Provient du message de GWF
Je vous soumets un étonnement :
Imaginons une machine très sophistiquée et capable de reproduire l'exacte identique l'oeuvre d'un grand peintre. Il ne s'agirait pas d'une photocopie de bonne qualité, mais bien d'un tableau avec ses aplats de couleurs, sa toile, son relief... On peut même imaginer que la machine puisse vieillir artificiellement les teintes, de telle sorte que les deux tableaux soient absolument identiques.
Et pourtant, personne n'acceptera de payer le même prix pour les deux, personne ne dira que la seconde est un chef d'oeuvre.
Réponse à une première objection évidente :
On dire que c'est parce que la machine imite, recopie, mais n'invente pas.
Certes, mais l'on peut très bien imaginer une machine encore plus performante qui invente des milliards de tableaux, dont l'un soit, par hasard, plus tard, identiquement reproduit par un peintre de génie.
Or, là encore, on tiendra l'oeuvre humaine pour artistique, et pas la première...
Pourquoi ?
J'attrappe la discussion en route, quelques uns ont laissé entendre qu'elle tournait en rond, aussi j'espère que l'on ne me tiendra pas rigueur d'accomplir le cercle et de repartir du commencement...
En fait il me semble que l'impasse à laquelle vous êtes arrivés tient à ce que les prémisses étaient un peu faussées. Elle n'était pas mauvaise votre objection, GWF, qui arguait de l'invention contre la reproduction pour définir la part d'art de l'oeuvre. J'ai survolé un peu l'ensemble des messages et constaté que vous en veniez à poser la question de l'essence de l'oeuvre d'art, à savoir : qu'est ce qui différencie l'oeuvre d'une chose. Tendance à croire que c'est justement son arrachement, son irréductibilité à du déjà donné, à ce qu'elle réprésente, et à une technique quelconque. Ce que peut-être, approximativement, pour faire vite, l'on peut rassembler sous ce mot d'invention.
Si l'on reprend votre première hypothèse, l'on comprend que la copie de l'oeuvre humaine, si parfaite soit-elle, par la machine, ne fasse pas oeuvre, puisqu'elle ne serait que du déjà donné (du fait même de cette perfection, de cette identité rigoureuse posée comme hypothèse entre l'oeuvre humaine et la machinale).
Que maintenant l'on envisage la contre-objection que vous portez à votre objection première. C'est ici qu'il y a fourvoiement. Je ne crois pas que, dans les nouvelles conditions que vous indiquez, cette "oeuvre humaine" reproduction parfaite de quelqu'une des machinales puisse jamais être reçue comme oeuvre d'art.
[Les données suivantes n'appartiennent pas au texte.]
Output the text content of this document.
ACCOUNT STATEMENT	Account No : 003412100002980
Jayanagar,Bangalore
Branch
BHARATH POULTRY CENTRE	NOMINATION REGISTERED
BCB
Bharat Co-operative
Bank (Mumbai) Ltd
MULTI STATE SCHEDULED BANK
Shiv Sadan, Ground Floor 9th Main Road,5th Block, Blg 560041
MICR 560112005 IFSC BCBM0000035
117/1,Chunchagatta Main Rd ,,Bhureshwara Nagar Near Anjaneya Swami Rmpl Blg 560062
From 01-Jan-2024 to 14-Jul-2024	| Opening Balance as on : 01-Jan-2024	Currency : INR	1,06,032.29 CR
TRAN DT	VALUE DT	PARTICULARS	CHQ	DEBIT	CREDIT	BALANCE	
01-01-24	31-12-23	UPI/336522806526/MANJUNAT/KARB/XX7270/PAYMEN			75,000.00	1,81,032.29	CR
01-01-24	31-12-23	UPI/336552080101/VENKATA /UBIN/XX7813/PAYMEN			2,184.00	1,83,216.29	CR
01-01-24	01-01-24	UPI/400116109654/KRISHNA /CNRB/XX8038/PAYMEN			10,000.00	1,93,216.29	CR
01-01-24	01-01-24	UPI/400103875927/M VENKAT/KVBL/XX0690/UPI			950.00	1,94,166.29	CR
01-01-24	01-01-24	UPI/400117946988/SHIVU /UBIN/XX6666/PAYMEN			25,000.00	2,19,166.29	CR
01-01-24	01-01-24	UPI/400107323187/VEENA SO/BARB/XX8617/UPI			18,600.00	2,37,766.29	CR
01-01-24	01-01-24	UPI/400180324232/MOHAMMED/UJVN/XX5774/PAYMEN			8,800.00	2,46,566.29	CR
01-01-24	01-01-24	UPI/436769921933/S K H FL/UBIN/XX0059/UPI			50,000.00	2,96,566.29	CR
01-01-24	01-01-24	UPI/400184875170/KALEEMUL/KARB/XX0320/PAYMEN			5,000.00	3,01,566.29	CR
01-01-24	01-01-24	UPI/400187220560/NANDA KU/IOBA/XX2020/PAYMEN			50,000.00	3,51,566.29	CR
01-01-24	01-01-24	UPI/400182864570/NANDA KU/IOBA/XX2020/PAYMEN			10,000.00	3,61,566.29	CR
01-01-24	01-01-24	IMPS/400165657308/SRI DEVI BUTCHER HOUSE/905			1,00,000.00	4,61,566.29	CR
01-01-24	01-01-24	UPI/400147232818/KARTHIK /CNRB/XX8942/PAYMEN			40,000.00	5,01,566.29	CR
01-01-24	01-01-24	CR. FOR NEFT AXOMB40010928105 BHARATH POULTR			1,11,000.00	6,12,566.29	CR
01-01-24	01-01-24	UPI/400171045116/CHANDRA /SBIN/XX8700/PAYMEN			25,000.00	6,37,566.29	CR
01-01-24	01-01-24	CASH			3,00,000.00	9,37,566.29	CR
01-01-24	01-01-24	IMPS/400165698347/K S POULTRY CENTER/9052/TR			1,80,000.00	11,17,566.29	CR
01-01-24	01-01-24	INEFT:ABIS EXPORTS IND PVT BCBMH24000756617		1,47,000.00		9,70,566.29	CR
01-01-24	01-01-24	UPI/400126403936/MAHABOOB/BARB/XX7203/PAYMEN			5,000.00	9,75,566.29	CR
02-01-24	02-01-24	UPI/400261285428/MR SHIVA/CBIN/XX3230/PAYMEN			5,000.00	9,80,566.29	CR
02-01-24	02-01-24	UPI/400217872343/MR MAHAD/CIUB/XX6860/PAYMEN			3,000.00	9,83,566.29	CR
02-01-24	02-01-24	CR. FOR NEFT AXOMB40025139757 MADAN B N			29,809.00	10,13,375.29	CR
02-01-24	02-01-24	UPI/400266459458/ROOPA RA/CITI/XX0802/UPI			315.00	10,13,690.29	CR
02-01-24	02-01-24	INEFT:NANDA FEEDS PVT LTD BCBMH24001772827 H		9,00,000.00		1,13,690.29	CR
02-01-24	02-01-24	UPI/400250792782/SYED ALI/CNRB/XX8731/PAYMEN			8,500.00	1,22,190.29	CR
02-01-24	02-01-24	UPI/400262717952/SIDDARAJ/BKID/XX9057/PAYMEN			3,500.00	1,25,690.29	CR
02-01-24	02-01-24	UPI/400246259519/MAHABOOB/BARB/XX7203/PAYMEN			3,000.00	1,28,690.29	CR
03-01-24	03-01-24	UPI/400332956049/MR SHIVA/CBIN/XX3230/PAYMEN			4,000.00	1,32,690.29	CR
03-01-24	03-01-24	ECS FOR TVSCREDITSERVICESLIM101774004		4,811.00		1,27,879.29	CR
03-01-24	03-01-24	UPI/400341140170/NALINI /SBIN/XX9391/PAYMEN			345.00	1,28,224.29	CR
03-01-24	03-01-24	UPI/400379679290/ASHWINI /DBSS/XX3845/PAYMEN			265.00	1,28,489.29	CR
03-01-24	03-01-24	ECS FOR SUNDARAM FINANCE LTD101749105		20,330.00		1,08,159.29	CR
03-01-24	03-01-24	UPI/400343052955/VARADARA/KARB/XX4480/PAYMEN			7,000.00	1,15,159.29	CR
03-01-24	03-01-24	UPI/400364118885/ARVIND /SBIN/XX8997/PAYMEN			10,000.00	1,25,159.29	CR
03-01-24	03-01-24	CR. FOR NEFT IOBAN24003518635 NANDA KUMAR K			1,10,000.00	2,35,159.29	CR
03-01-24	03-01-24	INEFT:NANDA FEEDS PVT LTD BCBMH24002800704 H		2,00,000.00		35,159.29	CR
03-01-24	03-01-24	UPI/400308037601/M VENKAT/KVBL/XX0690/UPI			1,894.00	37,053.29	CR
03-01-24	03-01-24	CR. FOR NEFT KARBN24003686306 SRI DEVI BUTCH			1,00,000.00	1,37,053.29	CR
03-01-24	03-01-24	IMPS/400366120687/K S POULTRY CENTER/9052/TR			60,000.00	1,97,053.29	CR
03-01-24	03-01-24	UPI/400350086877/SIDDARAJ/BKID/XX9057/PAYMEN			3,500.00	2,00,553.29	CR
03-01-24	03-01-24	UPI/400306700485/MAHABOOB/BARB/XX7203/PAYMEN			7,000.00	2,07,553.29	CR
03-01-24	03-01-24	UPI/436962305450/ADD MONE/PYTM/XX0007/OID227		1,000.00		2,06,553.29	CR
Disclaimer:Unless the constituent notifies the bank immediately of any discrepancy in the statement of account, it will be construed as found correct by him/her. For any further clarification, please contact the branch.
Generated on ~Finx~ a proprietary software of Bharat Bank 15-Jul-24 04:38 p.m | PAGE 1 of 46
Comme cela a été dit, toute production humaine ne fait pas oeuvre ! Celle ci ne le pourrait certes pas, puisque, en tant que reproduction parfaite, l'argument est le même que pour au dessus, on ne retrouve pas cette condition de possibilité de l'oeuvre qu'est l'irréductibilité à du déjà donné. L'hypothétique artiste ne serait plus "de génie", il ne ferait que prendre la place qu'occupait la merveilleuse machine de la première hypothèse...(l'on pourrait mettre en avant les talents de copistes...mais la mimesis n'a jamais fait le génie, et c'est encore plus manifeste à l' "ère de la reproductibilité technique", ère dans laquelle votre hypothèse nous place nécéssairement.)
Reste les créations de la machine. Quand même celle ci inventerait des milliards de tableaux différents, ceux ci, en tant que résultats d'un processus machinal, et donc réductibles à un procès, à une technique ne sauraient présenter d'autre valeur que celle d'une production à la chaîne.